Semana On

domingo, 19 de outubro de 2008

O espetáculo no lugar do jornalismo

Às 19h22 deste domingo (19 de outubro) ligo a TV e zapeando acabo estacionando no Domingo Espetacular da Record. Um jornalista fala no estúdio sobre a morte de Eloá Cristina Pimentel, 15, assassinada pelo ex-namorado, Lindemberg Alves, 22, em Santo André. Após ter sido levada ao Centro Hospitalar Santo André, a menina teve morte cerebral decretada e os pais em seguida autorizaram a doação de seus órgãos.

O jornalista da Record faz o link com uma repórter de plantão no hospital para que ela dê todos os detalhes sobre a autorização dada pela família. A jornalista avisa que os médicos responsáveis pela retirada dos órgãos farão uma coletiva e diz que o principal fato a ser esclarecido é sobre quem irá receber os órgãos da menina...
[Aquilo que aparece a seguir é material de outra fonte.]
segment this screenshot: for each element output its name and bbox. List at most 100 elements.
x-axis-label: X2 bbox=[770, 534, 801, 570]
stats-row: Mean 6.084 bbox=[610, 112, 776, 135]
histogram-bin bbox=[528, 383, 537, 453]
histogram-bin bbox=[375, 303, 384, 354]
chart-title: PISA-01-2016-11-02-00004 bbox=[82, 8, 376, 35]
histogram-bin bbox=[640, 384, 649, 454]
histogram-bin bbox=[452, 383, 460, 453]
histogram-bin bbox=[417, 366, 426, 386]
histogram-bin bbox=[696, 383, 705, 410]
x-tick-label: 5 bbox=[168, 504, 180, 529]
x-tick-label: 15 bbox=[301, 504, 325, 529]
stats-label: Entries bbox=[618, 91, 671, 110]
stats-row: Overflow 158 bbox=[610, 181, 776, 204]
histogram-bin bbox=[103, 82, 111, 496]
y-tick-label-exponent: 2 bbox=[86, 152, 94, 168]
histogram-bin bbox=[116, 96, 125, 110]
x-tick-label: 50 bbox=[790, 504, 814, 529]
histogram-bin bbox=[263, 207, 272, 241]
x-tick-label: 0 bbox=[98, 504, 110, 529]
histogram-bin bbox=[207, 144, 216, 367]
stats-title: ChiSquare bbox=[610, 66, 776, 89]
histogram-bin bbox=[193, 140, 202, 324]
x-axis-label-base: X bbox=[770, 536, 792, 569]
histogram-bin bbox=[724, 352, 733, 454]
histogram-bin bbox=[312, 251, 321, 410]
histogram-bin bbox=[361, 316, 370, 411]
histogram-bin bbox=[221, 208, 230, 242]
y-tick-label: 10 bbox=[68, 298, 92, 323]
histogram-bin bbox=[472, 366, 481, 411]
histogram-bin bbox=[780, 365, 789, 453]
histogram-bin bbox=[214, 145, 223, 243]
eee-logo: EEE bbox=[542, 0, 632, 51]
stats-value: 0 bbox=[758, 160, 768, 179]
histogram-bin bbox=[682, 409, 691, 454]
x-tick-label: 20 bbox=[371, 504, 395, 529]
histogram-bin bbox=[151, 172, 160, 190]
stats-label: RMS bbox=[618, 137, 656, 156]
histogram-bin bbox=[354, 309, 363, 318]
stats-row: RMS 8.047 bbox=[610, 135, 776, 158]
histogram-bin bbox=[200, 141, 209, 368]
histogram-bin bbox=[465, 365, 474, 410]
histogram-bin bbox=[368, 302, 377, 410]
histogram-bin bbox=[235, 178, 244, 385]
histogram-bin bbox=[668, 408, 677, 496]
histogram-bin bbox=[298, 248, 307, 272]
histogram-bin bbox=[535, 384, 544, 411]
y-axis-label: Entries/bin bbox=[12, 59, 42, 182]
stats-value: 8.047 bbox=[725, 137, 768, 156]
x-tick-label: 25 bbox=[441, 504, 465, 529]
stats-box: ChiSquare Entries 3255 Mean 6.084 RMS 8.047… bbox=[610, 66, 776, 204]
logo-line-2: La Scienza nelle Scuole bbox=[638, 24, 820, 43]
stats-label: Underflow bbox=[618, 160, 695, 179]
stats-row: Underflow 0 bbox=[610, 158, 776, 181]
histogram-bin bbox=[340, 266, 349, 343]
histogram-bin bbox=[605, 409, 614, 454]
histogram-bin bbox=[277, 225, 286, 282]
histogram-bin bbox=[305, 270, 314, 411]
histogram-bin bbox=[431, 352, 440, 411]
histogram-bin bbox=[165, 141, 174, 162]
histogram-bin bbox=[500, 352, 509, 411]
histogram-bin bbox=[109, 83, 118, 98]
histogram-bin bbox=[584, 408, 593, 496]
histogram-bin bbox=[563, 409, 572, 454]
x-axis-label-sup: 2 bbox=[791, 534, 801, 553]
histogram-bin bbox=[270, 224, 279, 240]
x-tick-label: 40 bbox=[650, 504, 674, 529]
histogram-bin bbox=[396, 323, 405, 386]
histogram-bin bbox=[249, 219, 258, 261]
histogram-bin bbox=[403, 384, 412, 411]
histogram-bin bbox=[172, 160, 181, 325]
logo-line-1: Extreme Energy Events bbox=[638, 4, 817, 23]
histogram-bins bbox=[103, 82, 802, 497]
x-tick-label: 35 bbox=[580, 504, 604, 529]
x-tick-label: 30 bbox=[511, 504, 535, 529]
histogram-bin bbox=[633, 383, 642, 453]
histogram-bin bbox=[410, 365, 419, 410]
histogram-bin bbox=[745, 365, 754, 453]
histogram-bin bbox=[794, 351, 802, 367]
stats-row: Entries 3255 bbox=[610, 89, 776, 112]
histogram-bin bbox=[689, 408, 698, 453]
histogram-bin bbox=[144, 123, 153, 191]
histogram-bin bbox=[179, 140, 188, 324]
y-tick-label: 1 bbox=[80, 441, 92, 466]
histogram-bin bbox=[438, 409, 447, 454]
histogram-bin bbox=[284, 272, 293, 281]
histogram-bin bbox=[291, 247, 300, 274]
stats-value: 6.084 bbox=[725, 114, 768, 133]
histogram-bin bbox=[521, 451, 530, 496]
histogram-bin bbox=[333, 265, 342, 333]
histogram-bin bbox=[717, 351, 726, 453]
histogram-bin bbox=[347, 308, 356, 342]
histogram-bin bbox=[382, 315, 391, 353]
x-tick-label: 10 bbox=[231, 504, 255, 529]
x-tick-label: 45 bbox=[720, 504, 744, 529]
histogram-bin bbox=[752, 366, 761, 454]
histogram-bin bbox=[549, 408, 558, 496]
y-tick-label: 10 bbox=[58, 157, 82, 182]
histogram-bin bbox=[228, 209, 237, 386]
Ou seja: findo o caso que gerou centenas de horas de gravação por parte da maioria das emissoras, milhares de toques em intermináveis laudas em jornais impressos e sites de notícia, o interesse da mídia se volta para o destino dos órgãos de Eloá.

A fome por pontos de audiência não tem limites.

Pergunto: a quem interessa de fato uma cobertura segundo a segundo sobre o destino dos órgãos da jovem Eloá? O que isso trará de novo ao caso? O que acrescentará ao entendimento de um fato que ultrapassa os limites da compreensão?

Peço que não respondam de imediato. Pensem um bocadinho, deixem esfriar nos miolos os argumentos e na ponta da língua a ardência da vontade de dizer: é nosso direito informar e direito da população ser informada.

Bem, se vocês agüentam esperar, parabéns. Eu não agüento e respondo ainda com a língua quente e o cérebro atormentado por tanta hipocrisia. Uma ova! O único interesse por trás disso é vencer a luta pelo telespectador, pelos pontos na audiência.

Navegando para lá e para cá em busca de alguma base, encontro artigos, livros e teses sobre o tema. Seguem algumas coisas pinçadas desta selva.

Em seu livro Showrnalismo - A notícia como espetáculo, o jornalista José Arbex Jr. já apontava para onde caminhávamos, nós jornalistas, entorpecidos pelo "poder narcótico" da mídia.

“Os estudiosos de comunicação classificam essa exposição excessiva de alguns casos na mídia como espetacularização da notícia. Na realidade, a isso nada mais é do que a atribuição de um caráter teatral ao fato, com o acréscimo das técnicas do suspense, o que acentua a curiosidade popular, aumenta a venda de jornais e revistas e a audiência das emissoras de televisão e rádio”, afirma a jornalista Manuela Martinez em seu artigo Notícias ou Espetáculo.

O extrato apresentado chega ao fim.